Si algo nos enseña el ejemplo alemán es que no pasa nada porque el Estado, si es que así se incide positivamente en el bienestar integral de los ciudadanos, reasuma funciones que en manos de las comunidades no producen el resultado apetecible. Igualmente, tampoco nadie debiera escandalizarse porque competencias ahora del Estado puedan pasar a las comunidades en virtud del principio de eficacia. De lo que se trata es, en mi opinión, de estudiar caso a caso, con rigor y objetividad, cómo, de qué manera y en qué tiempos el modelo constitucional, en lo que se refiere a la distribución territorial del poder, puede ofrecer un mejor balance a las condiciones de vida de la gente. En este contexto, adelanto algo en lo que vengo trabajando desde hace años, que está en escritos y conferencias y que me parece relevante: que el Estado asuma mayores competencias en lo que se refiere al contenido de la solidaridad y equidad, y sobre todo en lo que atiende a su competencia exclusiva del 149.1.1 de la Constitución: la regulación de las condiciones básicas que garanticen la igualdad de todos los españoles en el ejercicio de los derechos y en el cumplimiento de los deberes constitucionales. Incluso se podría reformar este precepto en aras de la claridad, permitiendo una mayor congruencia en su interpretación según los contenidos de la solidaridad tal y como resultan de los artículos 138 y 139 de la Constitución.
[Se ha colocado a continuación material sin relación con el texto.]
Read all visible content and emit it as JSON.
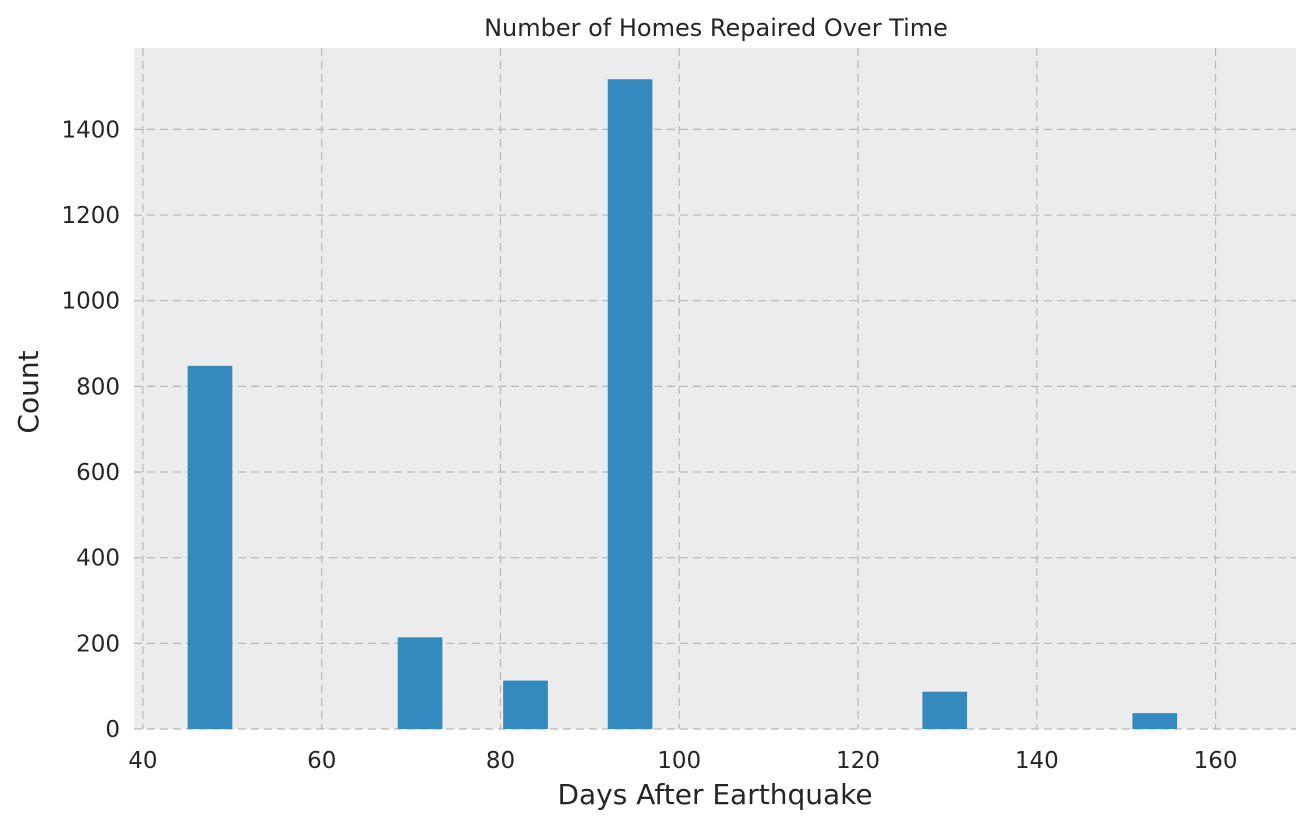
{
  "chart_data": {
    "type": "bar",
    "title": "Number of Homes Repaired Over Time",
    "xlabel": "Days After Earthquake",
    "ylabel": "Count",
    "xlim": [
      39,
      169
    ],
    "ylim": [
      0,
      1590
    ],
    "xticks": [
      40,
      60,
      80,
      100,
      120,
      140,
      160
    ],
    "yticks": [
      0,
      200,
      400,
      600,
      800,
      1000,
      1200,
      1400
    ],
    "grid": true,
    "legend": "none",
    "bars": [
      {
        "x_start": 45,
        "x_end": 50,
        "value": 848
      },
      {
        "x_start": 68.5,
        "x_end": 73.5,
        "value": 214
      },
      {
        "x_start": 80.3,
        "x_end": 85.3,
        "value": 113
      },
      {
        "x_start": 92,
        "x_end": 97,
        "value": 1517
      },
      {
        "x_start": 127.2,
        "x_end": 132.2,
        "value": 87
      },
      {
        "x_start": 150.7,
        "x_end": 155.7,
        "value": 37
      }
    ],
    "colors": {
      "bar": "#348abd",
      "plot_background": "#ececec",
      "grid": "#b8b8b8"
    }
  }
}
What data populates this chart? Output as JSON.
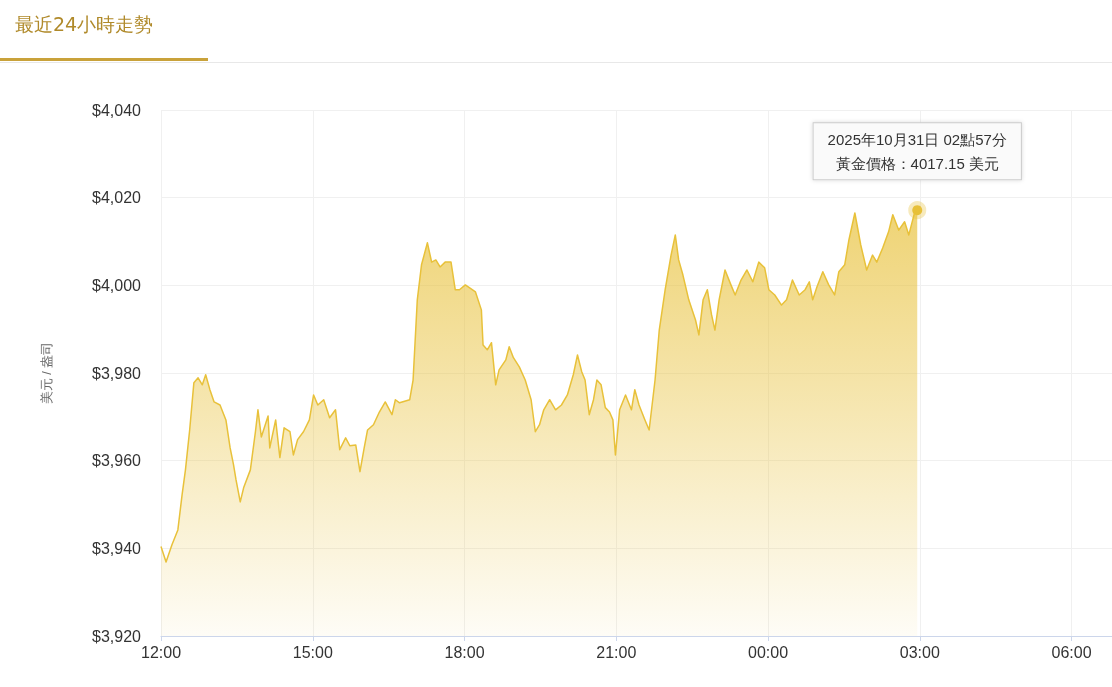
{
  "chart_data": {
    "type": "area",
    "title": "最近24小時走勢",
    "ylabel": "美元 / 盎司",
    "xlim": [
      "2025-10-30T12:00",
      "2025-10-31T06:48"
    ],
    "ylim": [
      3920,
      4040
    ],
    "xticks": [
      {
        "value": "2025-10-30T12:00",
        "label": "12:00"
      },
      {
        "value": "2025-10-30T15:00",
        "label": "15:00"
      },
      {
        "value": "2025-10-30T18:00",
        "label": "18:00"
      },
      {
        "value": "2025-10-30T21:00",
        "label": "21:00"
      },
      {
        "value": "2025-10-31T00:00",
        "label": "00:00"
      },
      {
        "value": "2025-10-31T03:00",
        "label": "03:00"
      },
      {
        "value": "2025-10-31T06:00",
        "label": "06:00"
      }
    ],
    "yticks": [
      {
        "value": 3920,
        "label": "$3,920"
      },
      {
        "value": 3940,
        "label": "$3,940"
      },
      {
        "value": 3960,
        "label": "$3,960"
      },
      {
        "value": 3980,
        "label": "$3,980"
      },
      {
        "value": 4000,
        "label": "$4,000"
      },
      {
        "value": 4020,
        "label": "$4,020"
      },
      {
        "value": 4040,
        "label": "$4,040"
      }
    ],
    "grid": true,
    "annotations": [
      "2025年10月31日 02點57分",
      {
        "text": "黃金價格：4017.15 美元",
        "x": "2025-10-31T02:57",
        "y": 4017.15
      }
    ],
    "series": [
      {
        "color": "#e8c13a",
        "x": [
          "2025-10-30T12:00",
          "2025-10-30T12:06",
          "2025-10-30T12:13",
          "2025-10-30T12:20",
          "2025-10-30T12:25",
          "2025-10-30T12:29",
          "2025-10-30T12:34",
          "2025-10-30T12:39",
          "2025-10-30T12:44",
          "2025-10-30T12:49",
          "2025-10-30T12:53",
          "2025-10-30T12:58",
          "2025-10-30T13:03",
          "2025-10-30T13:10",
          "2025-10-30T13:17",
          "2025-10-30T13:22",
          "2025-10-30T13:26",
          "2025-10-30T13:29",
          "2025-10-30T13:34",
          "2025-10-30T13:38",
          "2025-10-30T13:46",
          "2025-10-30T13:52",
          "2025-10-30T13:55",
          "2025-10-30T13:59",
          "2025-10-30T14:07",
          "2025-10-30T14:09",
          "2025-10-30T14:16",
          "2025-10-30T14:21",
          "2025-10-30T14:26",
          "2025-10-30T14:33",
          "2025-10-30T14:37",
          "2025-10-30T14:42",
          "2025-10-30T14:49",
          "2025-10-30T14:56",
          "2025-10-30T15:01",
          "2025-10-30T15:06",
          "2025-10-30T15:13",
          "2025-10-30T15:20",
          "2025-10-30T15:27",
          "2025-10-30T15:32",
          "2025-10-30T15:39",
          "2025-10-30T15:44",
          "2025-10-30T15:51",
          "2025-10-30T15:56",
          "2025-10-30T16:01",
          "2025-10-30T16:05",
          "2025-10-30T16:12",
          "2025-10-30T16:19",
          "2025-10-30T16:26",
          "2025-10-30T16:34",
          "2025-10-30T16:38",
          "2025-10-30T16:43",
          "2025-10-30T16:55",
          "2025-10-30T16:59",
          "2025-10-30T17:04",
          "2025-10-30T17:09",
          "2025-10-30T17:16",
          "2025-10-30T17:21",
          "2025-10-30T17:26",
          "2025-10-30T17:31",
          "2025-10-30T17:37",
          "2025-10-30T17:44",
          "2025-10-30T17:49",
          "2025-10-30T17:54",
          "2025-10-30T18:01",
          "2025-10-30T18:13",
          "2025-10-30T18:20",
          "2025-10-30T18:22",
          "2025-10-30T18:27",
          "2025-10-30T18:32",
          "2025-10-30T18:37",
          "2025-10-30T18:41",
          "2025-10-30T18:49",
          "2025-10-30T18:53",
          "2025-10-30T18:58",
          "2025-10-30T19:05",
          "2025-10-30T19:12",
          "2025-10-30T19:19",
          "2025-10-30T19:24",
          "2025-10-30T19:29",
          "2025-10-30T19:34",
          "2025-10-30T19:41",
          "2025-10-30T19:48",
          "2025-10-30T19:55",
          "2025-10-30T20:02",
          "2025-10-30T20:09",
          "2025-10-30T20:14",
          "2025-10-30T20:19",
          "2025-10-30T20:23",
          "2025-10-30T20:28",
          "2025-10-30T20:33",
          "2025-10-30T20:37",
          "2025-10-30T20:42",
          "2025-10-30T20:47",
          "2025-10-30T20:52",
          "2025-10-30T20:56",
          "2025-10-30T20:59",
          "2025-10-30T21:04",
          "2025-10-30T21:11",
          "2025-10-30T21:18",
          "2025-10-30T21:22",
          "2025-10-30T21:27",
          "2025-10-30T21:34",
          "2025-10-30T21:39",
          "2025-10-30T21:46",
          "2025-10-30T21:51",
          "2025-10-30T21:58",
          "2025-10-30T22:05",
          "2025-10-30T22:10",
          "2025-10-30T22:14",
          "2025-10-30T22:19",
          "2025-10-30T22:26",
          "2025-10-30T22:34",
          "2025-10-30T22:38",
          "2025-10-30T22:43",
          "2025-10-30T22:48",
          "2025-10-30T22:53",
          "2025-10-30T22:57",
          "2025-10-30T23:02",
          "2025-10-30T23:09",
          "2025-10-30T23:16",
          "2025-10-30T23:21",
          "2025-10-30T23:28",
          "2025-10-30T23:35",
          "2025-10-30T23:42",
          "2025-10-30T23:49",
          "2025-10-30T23:56",
          "2025-10-31T00:01",
          "2025-10-31T00:08",
          "2025-10-31T00:16",
          "2025-10-31T00:22",
          "2025-10-31T00:29",
          "2025-10-31T00:37",
          "2025-10-31T00:44",
          "2025-10-31T00:49",
          "2025-10-31T00:53",
          "2025-10-31T00:58",
          "2025-10-31T01:05",
          "2025-10-31T01:12",
          "2025-10-31T01:19",
          "2025-10-31T01:24",
          "2025-10-31T01:31",
          "2025-10-31T01:36",
          "2025-10-31T01:43",
          "2025-10-31T01:50",
          "2025-10-31T01:57",
          "2025-10-31T02:04",
          "2025-10-31T02:09",
          "2025-10-31T02:16",
          "2025-10-31T02:23",
          "2025-10-31T02:28",
          "2025-10-31T02:35",
          "2025-10-31T02:42",
          "2025-10-31T02:47",
          "2025-10-31T02:54",
          "2025-10-31T02:57"
        ],
        "values": [
          3940.4,
          3936.9,
          3940.8,
          3944.2,
          3952.2,
          3957.9,
          3967.0,
          3977.8,
          3978.9,
          3977.3,
          3979.6,
          3976.2,
          3973.4,
          3972.7,
          3969.3,
          3962.9,
          3959.1,
          3955.6,
          3950.6,
          3953.8,
          3957.9,
          3966.6,
          3971.6,
          3965.4,
          3970.2,
          3962.9,
          3969.3,
          3960.7,
          3967.5,
          3966.6,
          3961.3,
          3964.8,
          3966.6,
          3969.3,
          3975.0,
          3972.7,
          3973.9,
          3969.8,
          3971.6,
          3962.5,
          3965.2,
          3963.4,
          3963.6,
          3957.5,
          3962.9,
          3967.0,
          3968.2,
          3971.1,
          3973.4,
          3970.5,
          3973.9,
          3973.2,
          3973.9,
          3978.4,
          3996.7,
          4004.7,
          4009.7,
          4005.3,
          4005.8,
          4004.2,
          4005.3,
          4005.3,
          3999.0,
          3999.0,
          4000.1,
          3998.5,
          3994.4,
          3986.4,
          3985.3,
          3986.9,
          3977.3,
          3980.7,
          3983.0,
          3986.0,
          3983.5,
          3981.4,
          3978.4,
          3973.9,
          3966.6,
          3968.2,
          3971.6,
          3973.9,
          3971.6,
          3972.7,
          3975.0,
          3979.6,
          3984.1,
          3980.3,
          3978.4,
          3970.5,
          3973.9,
          3978.4,
          3977.3,
          3972.1,
          3971.1,
          3969.3,
          3961.3,
          3971.6,
          3975.0,
          3971.6,
          3976.2,
          3972.7,
          3969.3,
          3967.0,
          3978.4,
          3989.8,
          3999.0,
          4006.9,
          4011.5,
          4005.8,
          4002.4,
          3996.7,
          3992.1,
          3988.7,
          3996.7,
          3999.0,
          3993.3,
          3989.8,
          3996.7,
          4003.5,
          4000.1,
          3997.8,
          4001.2,
          4003.5,
          4000.8,
          4005.3,
          4004.0,
          3999.0,
          3997.8,
          3995.5,
          3996.7,
          4001.2,
          3997.8,
          3999.0,
          4000.8,
          3996.7,
          3999.6,
          4003.1,
          4000.1,
          3997.8,
          4003.1,
          4004.7,
          4010.4,
          4016.5,
          4009.2,
          4003.5,
          4006.9,
          4005.3,
          4008.5,
          4012.2,
          4016.1,
          4012.6,
          4014.5,
          4011.5,
          4016.7,
          4017.2
        ]
      }
    ]
  }
}
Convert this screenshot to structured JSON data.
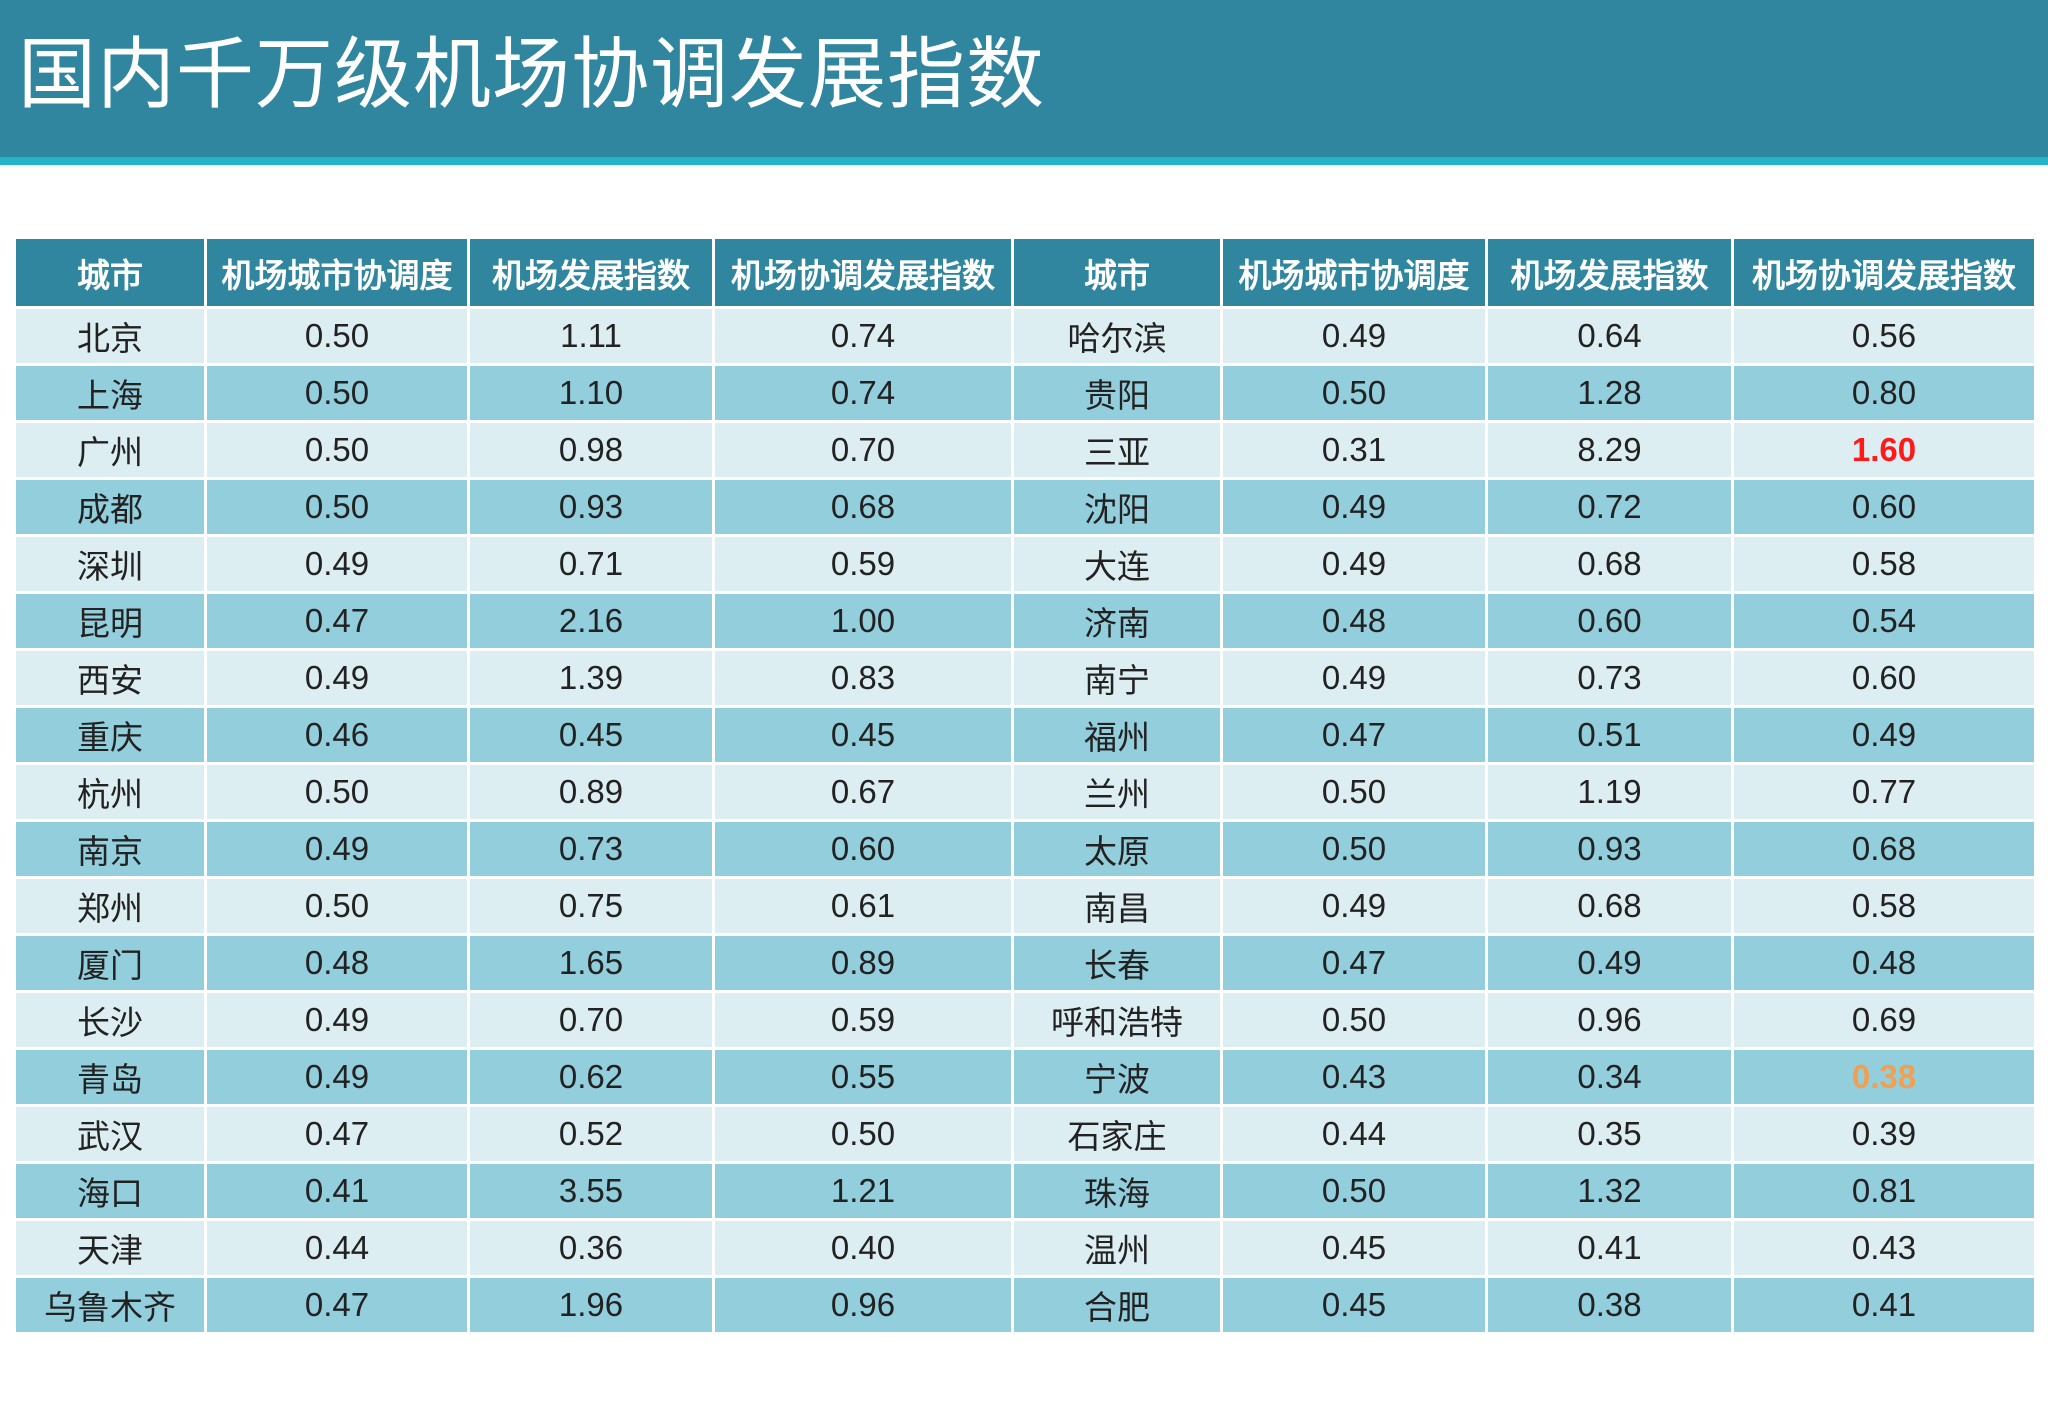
{
  "title": "国内千万级机场协调发展指数",
  "colors": {
    "header_bg": "#30869E",
    "accent_line": "#24B4CC",
    "row_light": "#DDEEF3",
    "row_dark": "#93CEDD",
    "highlight_red": "#FF1A1A",
    "highlight_orange": "#F0A050"
  },
  "table": {
    "headers": [
      "城市",
      "机场城市协调度",
      "机场发展指数",
      "机场协调发展指数",
      "城市",
      "机场城市协调度",
      "机场发展指数",
      "机场协调发展指数"
    ],
    "rows": [
      [
        "北京",
        "0.50",
        "1.11",
        "0.74",
        "哈尔滨",
        "0.49",
        "0.64",
        "0.56"
      ],
      [
        "上海",
        "0.50",
        "1.10",
        "0.74",
        "贵阳",
        "0.50",
        "1.28",
        "0.80"
      ],
      [
        "广州",
        "0.50",
        "0.98",
        "0.70",
        "三亚",
        "0.31",
        "8.29",
        "1.60"
      ],
      [
        "成都",
        "0.50",
        "0.93",
        "0.68",
        "沈阳",
        "0.49",
        "0.72",
        "0.60"
      ],
      [
        "深圳",
        "0.49",
        "0.71",
        "0.59",
        "大连",
        "0.49",
        "0.68",
        "0.58"
      ],
      [
        "昆明",
        "0.47",
        "2.16",
        "1.00",
        "济南",
        "0.48",
        "0.60",
        "0.54"
      ],
      [
        "西安",
        "0.49",
        "1.39",
        "0.83",
        "南宁",
        "0.49",
        "0.73",
        "0.60"
      ],
      [
        "重庆",
        "0.46",
        "0.45",
        "0.45",
        "福州",
        "0.47",
        "0.51",
        "0.49"
      ],
      [
        "杭州",
        "0.50",
        "0.89",
        "0.67",
        "兰州",
        "0.50",
        "1.19",
        "0.77"
      ],
      [
        "南京",
        "0.49",
        "0.73",
        "0.60",
        "太原",
        "0.50",
        "0.93",
        "0.68"
      ],
      [
        "郑州",
        "0.50",
        "0.75",
        "0.61",
        "南昌",
        "0.49",
        "0.68",
        "0.58"
      ],
      [
        "厦门",
        "0.48",
        "1.65",
        "0.89",
        "长春",
        "0.47",
        "0.49",
        "0.48"
      ],
      [
        "长沙",
        "0.49",
        "0.70",
        "0.59",
        "呼和浩特",
        "0.50",
        "0.96",
        "0.69"
      ],
      [
        "青岛",
        "0.49",
        "0.62",
        "0.55",
        "宁波",
        "0.43",
        "0.34",
        "0.38"
      ],
      [
        "武汉",
        "0.47",
        "0.52",
        "0.50",
        "石家庄",
        "0.44",
        "0.35",
        "0.39"
      ],
      [
        "海口",
        "0.41",
        "3.55",
        "1.21",
        "珠海",
        "0.50",
        "1.32",
        "0.81"
      ],
      [
        "天津",
        "0.44",
        "0.36",
        "0.40",
        "温州",
        "0.45",
        "0.41",
        "0.43"
      ],
      [
        "乌鲁木齐",
        "0.47",
        "1.96",
        "0.96",
        "合肥",
        "0.45",
        "0.38",
        "0.41"
      ]
    ],
    "highlights": [
      {
        "row": 2,
        "col": 7,
        "color": "highlight_red"
      },
      {
        "row": 13,
        "col": 7,
        "color": "highlight_orange"
      }
    ]
  }
}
El modelo constitucional diseñado en 1978 ha rendido grandes resultados. Es innegable. Pero también es innegable que, partiendo de sus elementos configuradores, debe continuar propiciando la mejora de las condiciones de vida de los ciudadanos. Y, para ello, en las reformas por venir no se puede olvidar que los sistemas jurídicos y políticos se justifican en la democracia en la medida en que se abren al bienestar integral de las personas, no al de los dirigentes políticos.

En este contexto, no podemos olvidarnos de los entes locales, salvo que cedamos a la presión del pensamiento único, sea unitarista o particularista, me da igual. Los entes locales están llamados a jugar, a partir del necesario equilibrio territorial, un papel fundamental en este proceso. No se trata sólo de reasignar papeles y poderes entre Estado y comunidades. Se trata de encontrar el marco abierto, plural, dinámico y complementario que permita adecuar el sistema territorial a la realidad, no a los intereses de determinadas minorías que, por respetables que sean, no pueden alterar sustancialmente el modelo al margen de la mayoría social.

Este tipo de reformas, insisto, requieren la participación de numerosos interlocutores. No pueden ser, salvo que ciegue la dimensión partidaria, armas arrojadizas contra nadie. Han de buscar el acuerdo y han de integrar todas las perspectivas. En mi opinión, tras la deriva que están tomando las reformas estatutarias, tras las profundas alteraciones del modelo perpetradas sin el concurso del pueblo, está llegando el momento de que, en efecto, se plantee una reforma constitucional equilibrada, pensando sobre todo en los ciudadanos. Como cantaba Gloria Stefan años atrás, «abriendo puertas y cerrando heridas».